1B. S. Prince,1M. P. Magnuson,2L. C. Chaves,2M. S. Thompson,3,4M. J. Loeffler
Journal of Geophysical Research (Planets) (in Press) Link to Article [https://doi.org/10.1029/2019JE006242]
1Department of Physics and Astronomy, Northern Arizona University, Flagstaff, AZ, USA
2Department of Earth, Atmospheric, and Planetary Sciences, Purdue University, West Lafayette, IN, USA
3Department of Physics and Astronomy, Northern Arizona University, Flagstaff, AZ, USA4Center for Materials Interfaces in Research and Applications, Northern Arizona University, Flagstaff, AZ, USA
Published by arrangement with John Wiley & Sons
Here we present results from pulsed laser irradiation of troilite samples in an effort to simulate space weathering on airless bodies via micrometeorite impacts.
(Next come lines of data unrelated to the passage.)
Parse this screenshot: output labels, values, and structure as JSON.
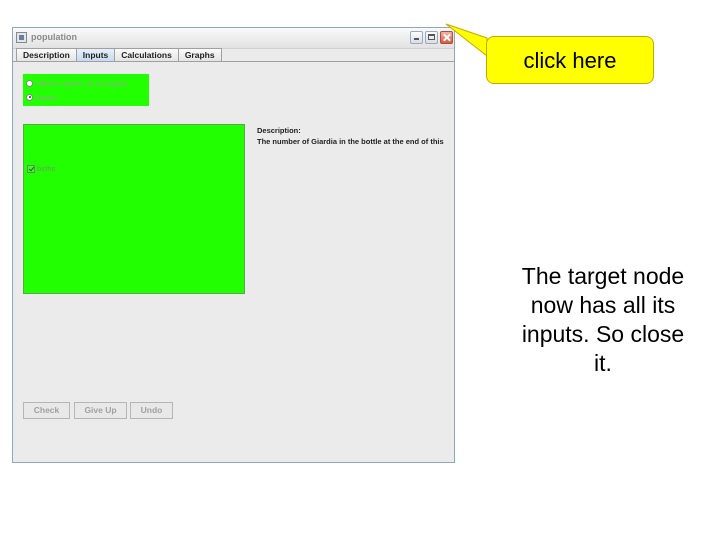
{
  "window": {
    "title": "population",
    "controls": [
      "minimize-icon",
      "maximize-icon",
      "close-icon"
    ]
  },
  "tabs": [
    {
      "label": "Description",
      "active": false
    },
    {
      "label": "Inputs",
      "active": true
    },
    {
      "label": "Calculations",
      "active": false
    },
    {
      "label": "Graphs",
      "active": false
    }
  ],
  "inputs_tab": {
    "radio_options": [
      {
        "label": "Value is given, so no inputs",
        "selected": false
      },
      {
        "label": "Inputs:",
        "selected": true
      }
    ],
    "input_nodes": [
      {
        "label": "births",
        "checked": true
      }
    ],
    "description_label": "Description:",
    "description_text": "The number of Giardia in the bottle at the end of this",
    "panel_color": "#22ff00"
  },
  "buttons": {
    "check": "Check",
    "give_up": "Give Up",
    "undo": "Undo"
  },
  "annotation": {
    "callout_text": "click here",
    "callout_color": "#ffff00",
    "instruction": "The target node now has all its inputs. So close it."
  }
}
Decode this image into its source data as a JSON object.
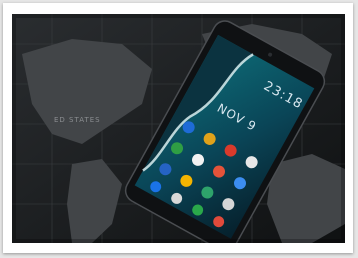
{
  "photo": {
    "map_label": "ED STATES",
    "phone": {
      "time": "23:18",
      "date": "NOV 9"
    }
  },
  "colors": {
    "background": "#1b1d1f",
    "phone_body": "#111315",
    "screen_ocean": "#0f5a6e",
    "land": "#3f4244"
  }
}
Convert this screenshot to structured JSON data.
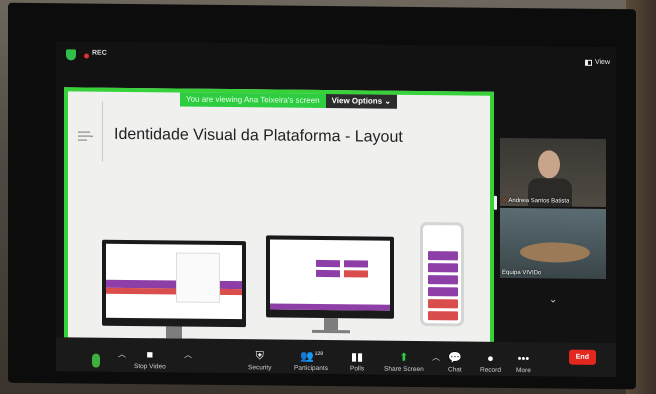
{
  "top_bar": {
    "rec_label": "REC",
    "view_label": "View"
  },
  "share": {
    "banner_text": "You are viewing Ana Teixeira's screen",
    "view_options_label": "View Options",
    "slide_title": "Identidade Visual da Plataforma - Layout"
  },
  "participants": [
    {
      "name": "Andreia Santos Batista"
    },
    {
      "name": "Equipa VIVIDo"
    }
  ],
  "toolbar": {
    "stop_video": "Stop Video",
    "security": "Security",
    "participants": "Participants",
    "participants_count": "128",
    "polls": "Polls",
    "share_screen": "Share Screen",
    "chat": "Chat",
    "record": "Record",
    "more": "More",
    "end": "End"
  },
  "icons": [
    "shield-icon",
    "rec-dot-icon",
    "view-icon",
    "mic-icon",
    "video-icon",
    "security-icon",
    "participants-icon",
    "polls-icon",
    "share-screen-icon",
    "chat-icon",
    "record-icon",
    "more-icon",
    "chevron-down-icon",
    "mic-muted-icon"
  ],
  "colors": {
    "green": "#2ecc40",
    "end_red": "#e2271f",
    "share_border": "#37d23a"
  }
}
We find that the spectral trends observed in directly irradiated samples and samples with a vapor‐deposited coating are different than those found in silicate minerals previously studied. For instance, direct laser irradiation causes our troilite samples to initially brighten, but continued irradiation causes darkening and a decrease in spectral slope. In contrast, our samples with a vapor‐deposited coating show a continuous increase in spectral slope and overall albedo as the deposit thickness increases. Observation using both digital imaging and electron microscopy of our directly irradiated samples leads us to conclude that topography effects likely become important after a relatively high number of laser pulses in our directly irradiated samples, causing the apparent darkening and decrease in spectral slope. Thus, we conclude that the spectral changes observed relevant to space weathering via micrometeorite impacts are an increase in spectral slope and an increase in the albedo of troilite. Future studies will investigate whether these trends are generally representative of other sulfide‐bearing minerals and of weathering trends in other components found in the asteroid regolith.